Abstract
Introduction
Surgical site infections (SSI) following orthopedic procedures can cause significant morbidity and mortality, particularly in total joint arthroplasty. Biofilm formation in surgical wounds has made it difficult to prevent and treat these infections. SURGX® Antimicrobial Wound Gel (Next Science, Jacksonville, Florida, USA) was developed to disrupt biofilm formation but has not been evaluated in prophylactic use in total joint arthroplasty to prevent superficial SSI.
Methods
A retrospective chart review was performed at a single institution comparing the rate of SSI in patients undergoing primary total hip arthroplasty (THA) and total knee arthroplasty (TKA). SSI data were collected from patients with standard postoperative dressings (Group A: Control) and patients with SURGX® applied as part of a standardized dressing following THA/TKA (Group B: Study). Rates of SSI were compared.
Results
SURGX® was administered to 120 patients, including 91 TKAs and 29 THAs. The overall infection rate in this cohort was 2.5%. No superficial site infections developed.

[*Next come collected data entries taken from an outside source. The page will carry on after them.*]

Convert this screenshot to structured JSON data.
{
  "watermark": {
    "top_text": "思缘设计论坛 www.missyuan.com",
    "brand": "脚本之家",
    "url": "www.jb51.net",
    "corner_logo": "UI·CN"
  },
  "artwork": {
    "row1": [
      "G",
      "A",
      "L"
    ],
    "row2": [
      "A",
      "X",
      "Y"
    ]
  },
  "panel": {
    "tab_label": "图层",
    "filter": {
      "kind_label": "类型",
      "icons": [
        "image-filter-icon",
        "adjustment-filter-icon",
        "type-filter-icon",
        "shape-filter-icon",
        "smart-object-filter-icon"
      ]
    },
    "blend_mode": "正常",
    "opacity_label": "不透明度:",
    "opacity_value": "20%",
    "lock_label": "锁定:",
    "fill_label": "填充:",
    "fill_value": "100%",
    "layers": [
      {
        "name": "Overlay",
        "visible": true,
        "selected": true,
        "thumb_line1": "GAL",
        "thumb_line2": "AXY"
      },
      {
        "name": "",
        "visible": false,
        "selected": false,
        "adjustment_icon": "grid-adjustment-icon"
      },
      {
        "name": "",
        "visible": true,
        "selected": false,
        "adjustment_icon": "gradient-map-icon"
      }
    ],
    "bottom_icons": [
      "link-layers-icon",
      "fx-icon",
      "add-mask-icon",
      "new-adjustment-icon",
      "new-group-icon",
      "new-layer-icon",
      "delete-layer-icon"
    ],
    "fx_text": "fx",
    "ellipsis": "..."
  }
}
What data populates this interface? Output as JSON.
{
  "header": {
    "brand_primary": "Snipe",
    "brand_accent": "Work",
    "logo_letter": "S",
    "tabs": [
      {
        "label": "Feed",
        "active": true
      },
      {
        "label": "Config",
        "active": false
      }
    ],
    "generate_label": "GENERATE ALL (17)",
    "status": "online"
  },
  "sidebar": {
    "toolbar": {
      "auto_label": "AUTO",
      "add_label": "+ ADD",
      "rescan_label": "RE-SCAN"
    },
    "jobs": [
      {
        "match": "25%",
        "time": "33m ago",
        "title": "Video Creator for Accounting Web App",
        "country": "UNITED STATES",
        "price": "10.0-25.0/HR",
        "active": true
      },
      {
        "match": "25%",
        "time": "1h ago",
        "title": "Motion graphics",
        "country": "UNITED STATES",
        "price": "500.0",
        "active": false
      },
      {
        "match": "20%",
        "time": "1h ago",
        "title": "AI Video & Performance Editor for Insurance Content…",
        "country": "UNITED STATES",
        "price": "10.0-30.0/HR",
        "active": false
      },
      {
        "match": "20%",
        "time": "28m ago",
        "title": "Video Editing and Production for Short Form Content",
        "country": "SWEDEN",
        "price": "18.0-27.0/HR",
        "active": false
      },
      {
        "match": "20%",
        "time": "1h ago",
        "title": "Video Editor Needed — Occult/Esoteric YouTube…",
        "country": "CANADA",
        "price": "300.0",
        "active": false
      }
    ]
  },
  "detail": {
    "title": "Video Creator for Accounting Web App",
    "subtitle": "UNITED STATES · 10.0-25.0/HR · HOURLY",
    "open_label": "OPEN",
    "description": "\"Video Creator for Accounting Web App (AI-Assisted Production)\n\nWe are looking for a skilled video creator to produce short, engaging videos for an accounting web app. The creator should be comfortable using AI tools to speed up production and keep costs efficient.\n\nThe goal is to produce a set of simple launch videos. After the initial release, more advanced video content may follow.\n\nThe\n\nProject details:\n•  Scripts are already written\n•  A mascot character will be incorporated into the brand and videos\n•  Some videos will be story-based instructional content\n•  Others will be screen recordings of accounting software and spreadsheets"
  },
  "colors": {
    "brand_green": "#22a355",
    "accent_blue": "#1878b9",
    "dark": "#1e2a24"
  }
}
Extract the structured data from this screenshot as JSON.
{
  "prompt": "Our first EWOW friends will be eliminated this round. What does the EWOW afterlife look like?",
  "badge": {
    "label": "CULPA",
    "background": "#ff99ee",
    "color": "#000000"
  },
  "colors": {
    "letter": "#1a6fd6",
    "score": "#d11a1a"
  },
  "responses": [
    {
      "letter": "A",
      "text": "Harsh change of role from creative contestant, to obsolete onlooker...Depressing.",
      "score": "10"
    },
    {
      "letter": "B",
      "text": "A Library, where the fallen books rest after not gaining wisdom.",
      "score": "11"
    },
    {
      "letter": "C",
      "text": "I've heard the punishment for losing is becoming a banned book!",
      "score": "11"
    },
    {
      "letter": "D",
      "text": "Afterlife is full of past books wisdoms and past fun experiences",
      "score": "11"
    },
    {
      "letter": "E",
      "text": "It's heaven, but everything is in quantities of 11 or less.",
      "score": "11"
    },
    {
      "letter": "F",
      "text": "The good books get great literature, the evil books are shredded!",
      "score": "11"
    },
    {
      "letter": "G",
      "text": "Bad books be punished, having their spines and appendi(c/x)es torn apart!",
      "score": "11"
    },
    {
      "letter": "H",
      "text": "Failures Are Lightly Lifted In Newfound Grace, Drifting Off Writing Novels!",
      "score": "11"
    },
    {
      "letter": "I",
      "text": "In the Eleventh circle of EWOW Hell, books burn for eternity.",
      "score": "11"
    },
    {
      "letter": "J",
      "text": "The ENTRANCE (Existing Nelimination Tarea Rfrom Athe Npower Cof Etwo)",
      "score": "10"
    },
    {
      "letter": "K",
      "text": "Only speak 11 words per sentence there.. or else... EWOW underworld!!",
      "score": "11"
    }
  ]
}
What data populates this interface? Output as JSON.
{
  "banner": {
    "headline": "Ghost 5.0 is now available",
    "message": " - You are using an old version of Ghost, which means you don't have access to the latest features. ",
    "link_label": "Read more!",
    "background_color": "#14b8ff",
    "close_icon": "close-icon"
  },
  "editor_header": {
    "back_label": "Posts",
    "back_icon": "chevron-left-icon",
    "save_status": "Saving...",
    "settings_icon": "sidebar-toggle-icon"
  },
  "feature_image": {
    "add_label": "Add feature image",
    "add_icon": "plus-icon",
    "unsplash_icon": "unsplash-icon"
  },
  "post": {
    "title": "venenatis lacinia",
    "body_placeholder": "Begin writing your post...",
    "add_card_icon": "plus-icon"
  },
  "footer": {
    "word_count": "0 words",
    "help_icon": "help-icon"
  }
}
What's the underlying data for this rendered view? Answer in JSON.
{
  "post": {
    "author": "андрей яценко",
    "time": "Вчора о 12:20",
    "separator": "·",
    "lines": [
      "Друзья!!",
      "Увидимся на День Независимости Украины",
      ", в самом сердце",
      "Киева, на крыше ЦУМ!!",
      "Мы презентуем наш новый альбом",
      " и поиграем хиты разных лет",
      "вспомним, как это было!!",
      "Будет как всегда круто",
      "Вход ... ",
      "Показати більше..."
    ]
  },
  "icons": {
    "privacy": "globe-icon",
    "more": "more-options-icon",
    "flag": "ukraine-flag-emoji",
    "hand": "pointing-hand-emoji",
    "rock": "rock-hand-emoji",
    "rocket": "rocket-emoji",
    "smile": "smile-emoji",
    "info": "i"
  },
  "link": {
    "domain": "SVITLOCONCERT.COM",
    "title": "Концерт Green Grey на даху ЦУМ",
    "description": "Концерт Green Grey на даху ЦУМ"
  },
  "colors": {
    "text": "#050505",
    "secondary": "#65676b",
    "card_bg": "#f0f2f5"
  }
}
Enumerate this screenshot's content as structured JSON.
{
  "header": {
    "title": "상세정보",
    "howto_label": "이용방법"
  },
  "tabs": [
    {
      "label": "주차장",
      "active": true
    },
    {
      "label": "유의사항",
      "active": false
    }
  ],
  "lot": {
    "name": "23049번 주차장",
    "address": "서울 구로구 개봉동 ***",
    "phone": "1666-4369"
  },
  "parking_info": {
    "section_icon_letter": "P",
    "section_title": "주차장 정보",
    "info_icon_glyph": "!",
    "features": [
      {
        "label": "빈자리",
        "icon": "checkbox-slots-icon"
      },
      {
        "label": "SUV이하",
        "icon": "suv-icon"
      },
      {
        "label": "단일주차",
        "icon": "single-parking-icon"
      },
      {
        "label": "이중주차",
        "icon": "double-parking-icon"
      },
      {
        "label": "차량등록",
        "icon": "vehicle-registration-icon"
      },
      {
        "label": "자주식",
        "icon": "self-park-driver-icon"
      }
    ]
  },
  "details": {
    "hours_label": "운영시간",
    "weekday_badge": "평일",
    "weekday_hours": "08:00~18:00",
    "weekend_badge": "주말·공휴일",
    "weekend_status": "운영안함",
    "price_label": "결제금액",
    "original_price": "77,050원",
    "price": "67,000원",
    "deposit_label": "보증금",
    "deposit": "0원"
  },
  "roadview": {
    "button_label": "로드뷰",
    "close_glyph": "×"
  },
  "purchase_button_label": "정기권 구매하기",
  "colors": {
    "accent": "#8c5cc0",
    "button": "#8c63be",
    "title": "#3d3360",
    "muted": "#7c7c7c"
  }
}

The control group constituted 566 patients, with 386 TKAs and 180 THAs. The infection rate was 1.24%, which included one superficial infection. Binary logistic regression did not show different odds of developing infections with the use of SURGX® (OR = 2.23, 95% CI: 0.54-9.13, p = 0.27).
Conclusion
In our small retrospective study, Next Science SURGX® Antimicrobial Wound Gel did not demonstrate a statistically significant difference in the rate of superficial SSI in total joint arthroplasty; however, Group B did not have any superficial SSI.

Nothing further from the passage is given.